Jun 24, 2016 | By Andre

There are a lot of instances in the world of 3D printing news where the hype surrounding the technology surpasses the reality. While its true a lot of well-documented research is being done on 3D printed organs and moon bases, the reality is that these technological wonders are still years, if not decades from becoming a real thing in any practical sense. One of these soon but-not-quite-yet realms of innovation comes in the form of really big 3D printers.

As we’ve reported in the past, there are a good number of extremely large 3D printers out there in prototype form showcasing what’s possible. Well, it seems Swiss company Imprimere is finding some actual commercial success with the recent announcement that two of their BIG 3D Printer 1063’s have been sold to an Italian company. Cha-ching!

The Big 3D Printer 1063 uses concrete as its source material and can print objects up to 5.75x2.96x6.25 meters large.
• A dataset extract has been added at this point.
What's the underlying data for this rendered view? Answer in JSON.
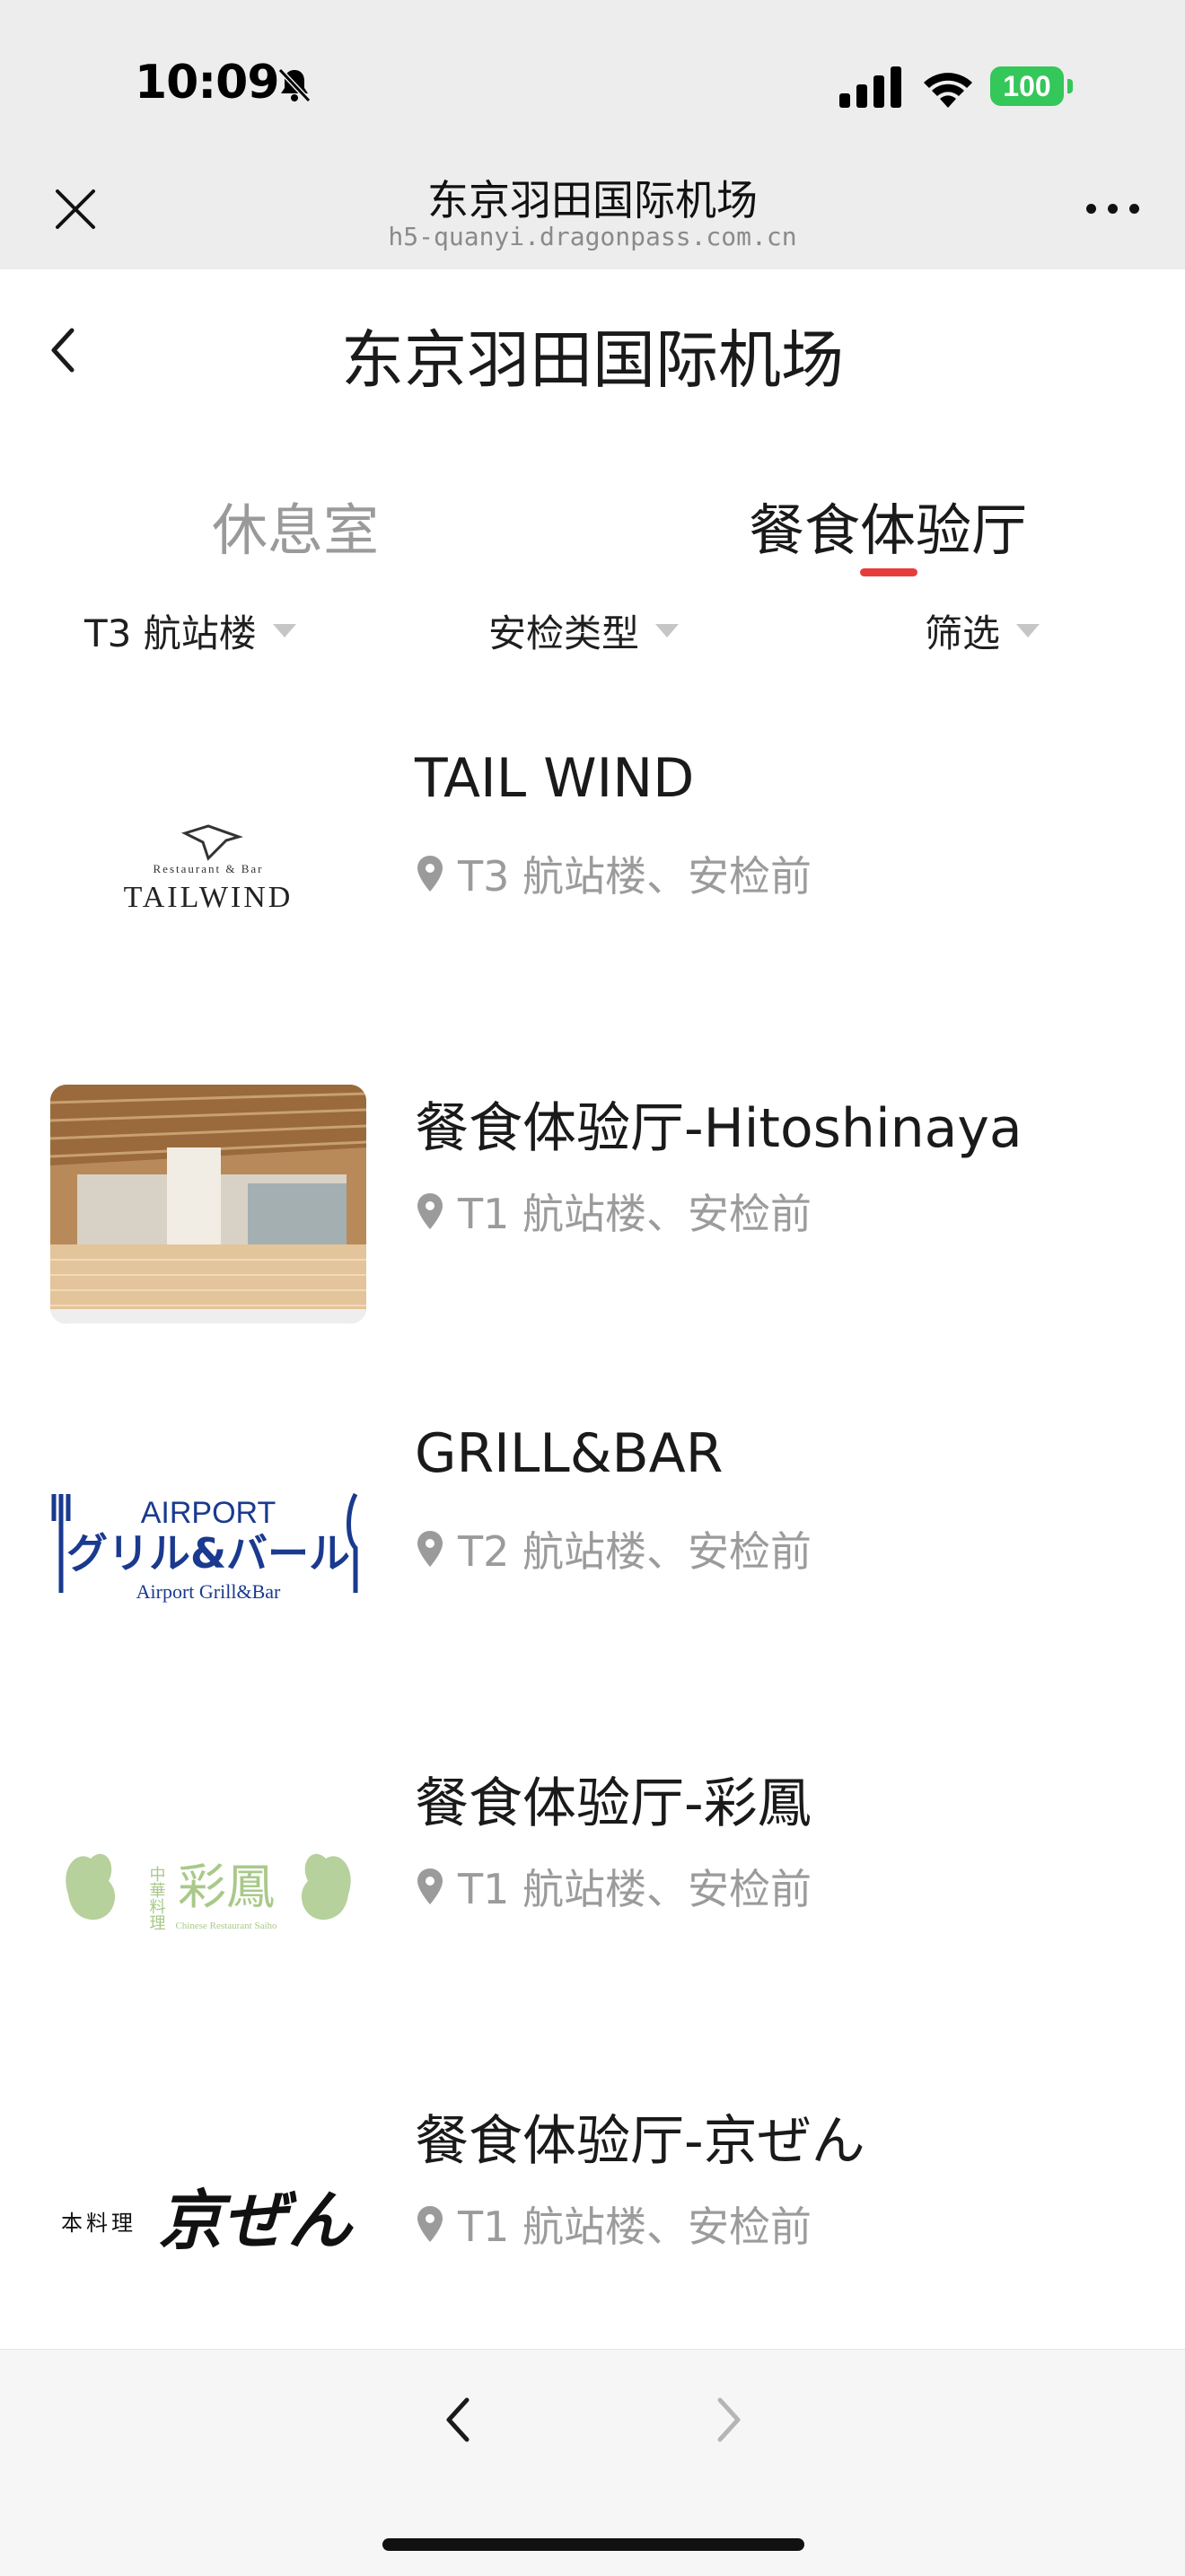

And while some quick math suggests that would take 600 years to produce on my desktop Makerbot, things should come out a lot quicker with the big machine due to the layering of thick concrete instead of tiny little strands of plastic.
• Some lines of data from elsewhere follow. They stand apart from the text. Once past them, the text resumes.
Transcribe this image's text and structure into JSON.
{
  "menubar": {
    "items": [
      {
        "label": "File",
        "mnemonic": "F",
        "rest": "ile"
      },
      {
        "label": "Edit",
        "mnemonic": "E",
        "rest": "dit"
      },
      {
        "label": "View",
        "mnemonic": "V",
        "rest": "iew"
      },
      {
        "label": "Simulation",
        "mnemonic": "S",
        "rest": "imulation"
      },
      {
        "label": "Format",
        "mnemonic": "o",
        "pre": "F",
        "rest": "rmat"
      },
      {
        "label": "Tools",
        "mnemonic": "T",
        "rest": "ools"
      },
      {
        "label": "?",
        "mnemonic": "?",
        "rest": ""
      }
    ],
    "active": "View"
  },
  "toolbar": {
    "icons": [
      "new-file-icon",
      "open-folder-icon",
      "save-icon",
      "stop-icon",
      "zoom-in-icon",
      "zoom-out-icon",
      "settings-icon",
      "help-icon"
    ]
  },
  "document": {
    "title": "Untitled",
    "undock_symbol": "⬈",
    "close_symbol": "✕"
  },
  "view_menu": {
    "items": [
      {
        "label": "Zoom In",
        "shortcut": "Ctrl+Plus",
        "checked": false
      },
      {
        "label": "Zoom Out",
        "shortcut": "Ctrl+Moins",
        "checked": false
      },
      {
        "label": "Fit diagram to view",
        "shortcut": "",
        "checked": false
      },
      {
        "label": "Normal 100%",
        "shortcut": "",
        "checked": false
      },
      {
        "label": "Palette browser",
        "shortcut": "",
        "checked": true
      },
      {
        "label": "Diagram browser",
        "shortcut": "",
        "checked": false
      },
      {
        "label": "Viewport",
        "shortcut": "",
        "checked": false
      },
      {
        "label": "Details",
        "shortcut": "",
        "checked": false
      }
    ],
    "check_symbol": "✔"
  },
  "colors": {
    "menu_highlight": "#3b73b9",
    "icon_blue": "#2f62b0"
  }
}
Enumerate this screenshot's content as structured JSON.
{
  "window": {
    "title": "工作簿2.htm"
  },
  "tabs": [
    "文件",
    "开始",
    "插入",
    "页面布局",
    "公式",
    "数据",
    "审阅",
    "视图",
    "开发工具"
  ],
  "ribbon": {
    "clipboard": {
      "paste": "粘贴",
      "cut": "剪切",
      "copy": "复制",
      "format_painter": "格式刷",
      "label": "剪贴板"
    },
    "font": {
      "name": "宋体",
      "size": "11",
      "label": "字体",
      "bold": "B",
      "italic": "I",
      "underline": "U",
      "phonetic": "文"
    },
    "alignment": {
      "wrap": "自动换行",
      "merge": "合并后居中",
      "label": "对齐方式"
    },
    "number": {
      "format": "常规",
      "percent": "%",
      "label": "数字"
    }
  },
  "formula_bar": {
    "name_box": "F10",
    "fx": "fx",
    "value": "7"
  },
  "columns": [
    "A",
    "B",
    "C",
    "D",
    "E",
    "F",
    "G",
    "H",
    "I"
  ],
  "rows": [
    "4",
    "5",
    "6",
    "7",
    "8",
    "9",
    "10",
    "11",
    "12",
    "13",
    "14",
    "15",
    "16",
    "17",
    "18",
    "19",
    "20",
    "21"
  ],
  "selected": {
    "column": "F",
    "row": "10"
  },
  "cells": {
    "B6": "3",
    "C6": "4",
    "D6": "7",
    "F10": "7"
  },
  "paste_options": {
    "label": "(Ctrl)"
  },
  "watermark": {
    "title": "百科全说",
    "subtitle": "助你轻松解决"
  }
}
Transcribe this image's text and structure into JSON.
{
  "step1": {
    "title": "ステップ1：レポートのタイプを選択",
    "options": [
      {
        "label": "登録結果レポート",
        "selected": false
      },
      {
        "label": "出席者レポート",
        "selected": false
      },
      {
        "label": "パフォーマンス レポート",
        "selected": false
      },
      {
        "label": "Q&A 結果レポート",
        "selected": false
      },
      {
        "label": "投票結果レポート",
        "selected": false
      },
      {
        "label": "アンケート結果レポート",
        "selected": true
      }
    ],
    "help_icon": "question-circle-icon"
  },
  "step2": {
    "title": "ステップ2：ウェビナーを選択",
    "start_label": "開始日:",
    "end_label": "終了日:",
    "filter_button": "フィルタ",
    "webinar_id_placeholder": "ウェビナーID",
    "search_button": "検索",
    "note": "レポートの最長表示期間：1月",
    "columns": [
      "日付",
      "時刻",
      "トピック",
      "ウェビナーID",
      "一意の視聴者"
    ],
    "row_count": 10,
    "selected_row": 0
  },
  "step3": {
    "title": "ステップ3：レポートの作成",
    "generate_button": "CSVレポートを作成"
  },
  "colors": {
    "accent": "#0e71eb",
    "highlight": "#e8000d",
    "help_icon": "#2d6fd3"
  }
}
So why would anyone in their right mind spend the over 1,000,000€ to buy one, let alone two of the oversized 3D printers? According to the company’s list of current applications, there are plenty of reasons. As a fully automated machine, you can 3D print houses (with curved and freeform sections), stairs, furnitures, sculptures, and just about anything else that is big and can be made of concrete. But one of the biggest reasons why two of the machines have been sold has to do with the practical nature of the machine.

A lot of the science fiction type 3D print news stories, while impressive both technically and to the imagination, are not practical from a financial standpoint. The Big 3D Printer 1063 however, as shown in the cost chart below, can produce comparably large pieces at a fraction of the cost that would be required using traditional manufacturing methods.

The 3D printer itself works by a Cartesian System that stacks concrete one layer at a time (with necessary reinforcements inserted between the printing of individual layers). Due to the time needed for concrete to set, the printer moves between different sections within its build area so it can keep printing separate sections while the layers of the individual parts harden. This is similar to having several parts on a build tray (instead of just one) with your more traditional style of 3D printing.

While the purchase of two of the 1063 units is big news for big 3D printing, the company has an even bigger version (the 2156) that can produce parts twice as large (in one axis) than the 1063.  I often find myself talking to people about the potential developments in 3D printing. Throughout these conversations I typically suggest that so much is still in the early-research phase and that all the coolest stuff is still to come. With news like this (and other advancements that take place on a seemingly daily basis) I feel I’ll be switching gears by suggesting it’s happening here and it’s happening now!